5 Poems

by Jane Sprague






the lesser cats



Attention is the rarest form of generosity. It is the activity of investigation that interests the most. Claims for understanding ourselves.

You need to experience the language of the place intimately to quote memory. Current invisible forces, a situation the result of guerrilla tactics: dialogues can never be exclusively naming.

How does it challenge…what point of contact…where are we safe in…how do we…

It matters what discourse.

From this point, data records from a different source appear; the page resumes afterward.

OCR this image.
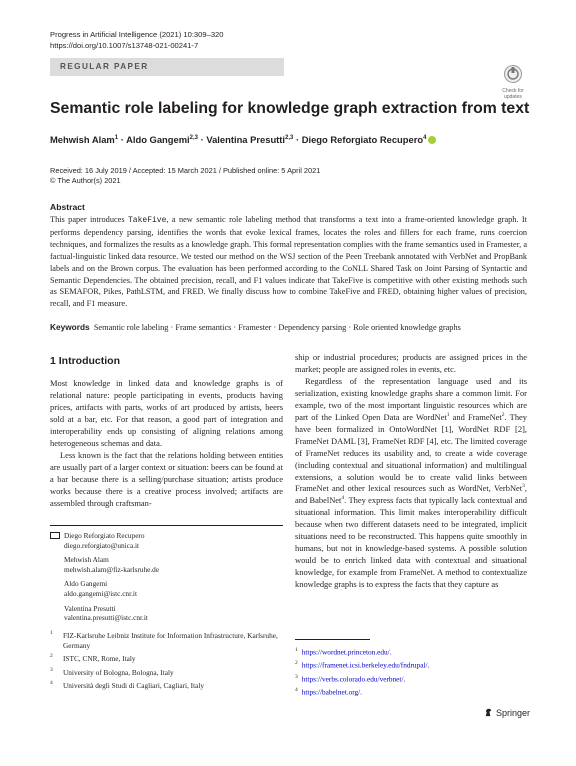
Progress in Artificial Intelligence (2021) 10:309–320
https://doi.org/10.1007/s13748-021-00241-7
REGULAR PAPER
Check for updates
Semantic role labeling for knowledge graph extraction from text
Mehwish Alam$^1$ · Aldo Gangemi$^{2,3}$ · Valentina Presutti$^{2,3}$ · Diego Reforgiato Recupero$^4$
Received: 16 July 2019 / Accepted: 15 March 2021 / Published online: 5 April 2021
© The Author(s) 2021
Abstract
This paper introduces TakeFive, a new semantic role labeling method that transforms a text into a frame-oriented knowledge graph. It performs dependency parsing, identifies the words that evoke lexical frames, locates the roles and fillers for each frame, runs coercion techniques, and formalizes the results as a knowledge graph. This formal representation complies with the frame semantics used in Framester, a factual-linguistic linked data resource. We tested our method on the WSJ section of the Peen Treebank annotated with VerbNet and PropBank labels and on the Brown corpus. The evaluation has been performed according to the CoNLL Shared Task on Joint Parsing of Syntactic and Semantic Dependencies. The obtained precision, recall, and F1 values indicate that TakeFive is competitive with other existing methods such as SEMAFOR, Pikes, PathLSTM, and FRED. We finally discuss how to combine TakeFive and FRED, obtaining higher values of precision, recall, and F1 measure.
Keywords Semantic role labeling · Frame semantics · Framester · Dependency parsing · Role oriented knowledge graphs
1 Introduction

Most knowledge in linked data and knowledge graphs is of relational nature: people participating in events, products having prices, artifacts with parts, works of art produced by artists, beers sold at a bar, etc. For that reason, a good part of integration and interoperability ends up consisting of aligning relations among heterogeneous schemas and data.

Less known is the fact that the relations holding between entities are usually part of a larger context or situation: beers can be found at a bar because there is a selling/purchase situation; artists produce works because there is a creative process involved; artifacts are assembled through craftsman-

Diego Reforgiato Recupero
diego.reforgiato@unica.it
Mehwish Alam
mehwish.alam@fiz-karlsruhe.de
Aldo Gangemi
aldo.gangemi@istc.cnr.it
Valentina Presutti
valentina.presutti@istc.cnr.it
1 FIZ-Karlsruhe Leibniz Institute for Information Infrastructure, Karlsruhe, Germany
2 ISTC, CNR, Rome, Italy
3 University of Bologna, Bologna, Italy
4 Università degli Studi di Cagliari, Cagliari, Italy

ship or industrial procedures; products are assigned prices in the market; people are assigned roles in events, etc.

Regardless of the representation language used and its serialization, existing knowledge graphs share a common limit. For example, two of the most important linguistic resources which are part of the Linked Open Data are WordNet$^1$ and FrameNet$^2$. They have been formalized in OntoWordNet [1], WordNet RDF [2], FrameNet DAML [3], FrameNet RDF [4], etc. The limited coverage of FrameNet reduces its usability and, to create a wide coverage (including contextual and situational information) and multilingual extensions, a solution would be to create valid links between FrameNet and other lexical resources such as WordNet, VerbNet$^3$, and BabelNet$^4$. They express facts that typically lack contextual and situational information. This limit makes interoperability difficult because when two different datasets need to be integrated, implicit situations need to be reconstructed. This happens quite smoothly in humans, but not in knowledge-based systems. A possible solution would be to enrich linked data with contextual and situational knowledge, for example from FrameNet. A method to contextualize knowledge graphs is to express the facts that they capture as

$^1$ https://wordnet.princeton.edu/.
$^2$ https://framenet.icsi.berkeley.edu/fndrupal/.
$^3$ https://verbs.colorado.edu/verbnet/.
$^4$ https://babelnet.org/.
Springer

The form itself inserts our—

When you…

Moments of social rupture.

How do we…and in our…moment of…

Everything personal escapes the question of presence everything past its edges.

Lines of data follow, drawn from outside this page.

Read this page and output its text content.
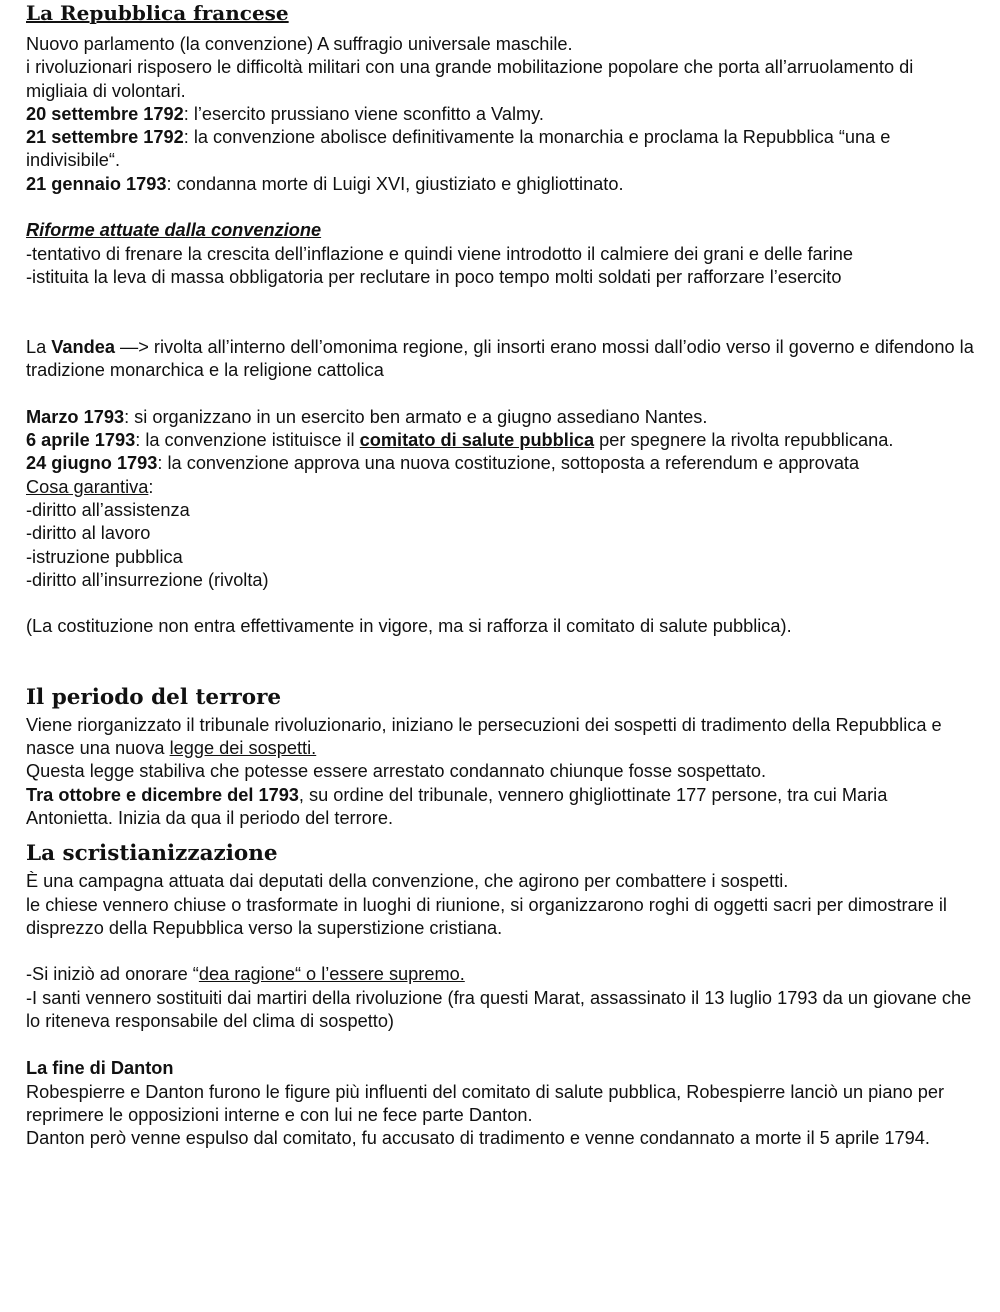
La Repubblica francese

Nuovo parlamento (la convenzione) A suffragio universale maschile.

i rivoluzionari risposero le difficoltà militari con una grande mobilitazione popolare che porta all’arruolamento di migliaia di volontari.

20 settembre 1792: l’esercito prussiano viene sconfitto a Valmy.

21 settembre 1792: la convenzione abolisce definitivamente la monarchia e proclama la Repubblica “una e indivisibile“.

21 gennaio 1793: condanna morte di Luigi XVI, giustiziato e ghigliottinato.

Riforme attuate dalla convenzione

-tentativo di frenare la crescita dell’inflazione e quindi viene introdotto il calmiere dei grani e delle farine

-istituita la leva di massa obbligatoria per reclutare in poco tempo molti soldati per rafforzare l’esercito

La Vandea —> rivolta all’interno dell’omonima regione, gli insorti erano mossi dall’odio verso il governo e difendono la tradizione monarchica e la religione cattolica

Marzo 1793: si organizzano in un esercito ben armato e a giugno assediano Nantes.

6 aprile 1793: la convenzione istituisce il comitato di salute pubblica per spegnere la rivolta repubblicana.

24 giugno 1793: la convenzione approva una nuova costituzione, sottoposta a referendum e approvata

Cosa garantiva:

-diritto all’assistenza

-diritto al lavoro

-istruzione pubblica

-diritto all’insurrezione (rivolta)

(La costituzione non entra effettivamente in vigore, ma si rafforza il comitato di salute pubblica).

Il periodo del terrore

Viene riorganizzato il tribunale rivoluzionario, iniziano le persecuzioni dei sospetti di tradimento della Repubblica e nasce una nuova legge dei sospetti.

Questa legge stabiliva che potesse essere arrestato condannato chiunque fosse sospettato.

Tra ottobre e dicembre del 1793, su ordine del tribunale, vennero ghigliottinate 177 persone, tra cui Maria Antonietta. Inizia da qua il periodo del terrore.

La scristianizzazione

È una campagna attuata dai deputati della convenzione, che agirono per combattere i sospetti.

le chiese vennero chiuse o trasformate in luoghi di riunione, si organizzarono roghi di oggetti sacri per dimostrare il disprezzo della Repubblica verso la superstizione cristiana.

-Si iniziò ad onorare “dea ragione“ o l’essere supremo.

-I santi vennero sostituiti dai martiri della rivoluzione (fra questi Marat, assassinato il 13 luglio 1793 da un giovane che lo riteneva responsabile del clima di sospetto)

La fine di Danton

Robespierre e Danton furono le figure più influenti del comitato di salute pubblica, Robespierre lanciò un piano per reprimere le opposizioni interne e con lui ne fece parte Danton.

Danton però venne espulso dal comitato, fu accusato di tradimento e venne condannato a morte il 5 aprile 1794.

To what degree is the…use of a knowledge…

I use all of his language against him.








he’s, she’s, hers, his, yours, mine, ours, I’ve, we’ve, they’ve, could’ve, might’ve, aren’t, wasn’t, they’re, they’ve, (…)

and oh, their kind ellipses.








shouldn’t, couldn’t, needn’t, mightn’t, oughtn’t, his hers ours theirs mine. mine.
wasn’t, twasn’t, aren’t, can’t, could’ve  should’ve, would’ve, might.

oh these lapping pronounce.







whose? his? ours? hers? theirs? mine? I’ve? we’ve? they’ve?

my, my, my, my, my.



the lesser cats

one is over there thinking of another who is over here. in this he thinking of she, or she of she, he of he, we—never touching only thinking. our never idle thinking.

a horizontal beam of light up down up down and us pitched to the screen.
impossible to switch to leave. a horizontal beam of light scans up down across lines

pointing to this idea—here. so much depends upon perception. or, an illusion of answers.

in the space of approximately ten square feet we regard each other
as uncaged lions. a confusion of selves appears as we this idea of we splits apart the real.

these lions we are sniffing track the edges of this we.

it’s easier inside the lit code. no scent to distract. no flexing feet.  no twisting neck across the span too small for some heat to rise.

if we are lions we are stalking

if we are in a room it is not big enough to hold us

if we are pitched in our chairs to the edge of desks we are writing

if we are stopped in the flickering beam we cannot see its path

up and down and down over us changing



Jane Sprague publishes Palm Press, www.palmpress.org . She began and curated the West End Reading Series in Ithaca, NY. Her work has been published in many print and online magazines including Kiosk, Jacket, Bird Dog, Rain Taxi, Xcp: Cross Cultural Poetics, and The Poetry Project Newsletter, among others. She lives in Long Beach, California.

Working Note: “Disintercourse” appropriates language from Carla Harryman, Akilah Oliver, Brenda Coultas, Gertrude Stein, Raymond Williams, Barrett Watten and others. (Naropa Institute, Summer, 2003.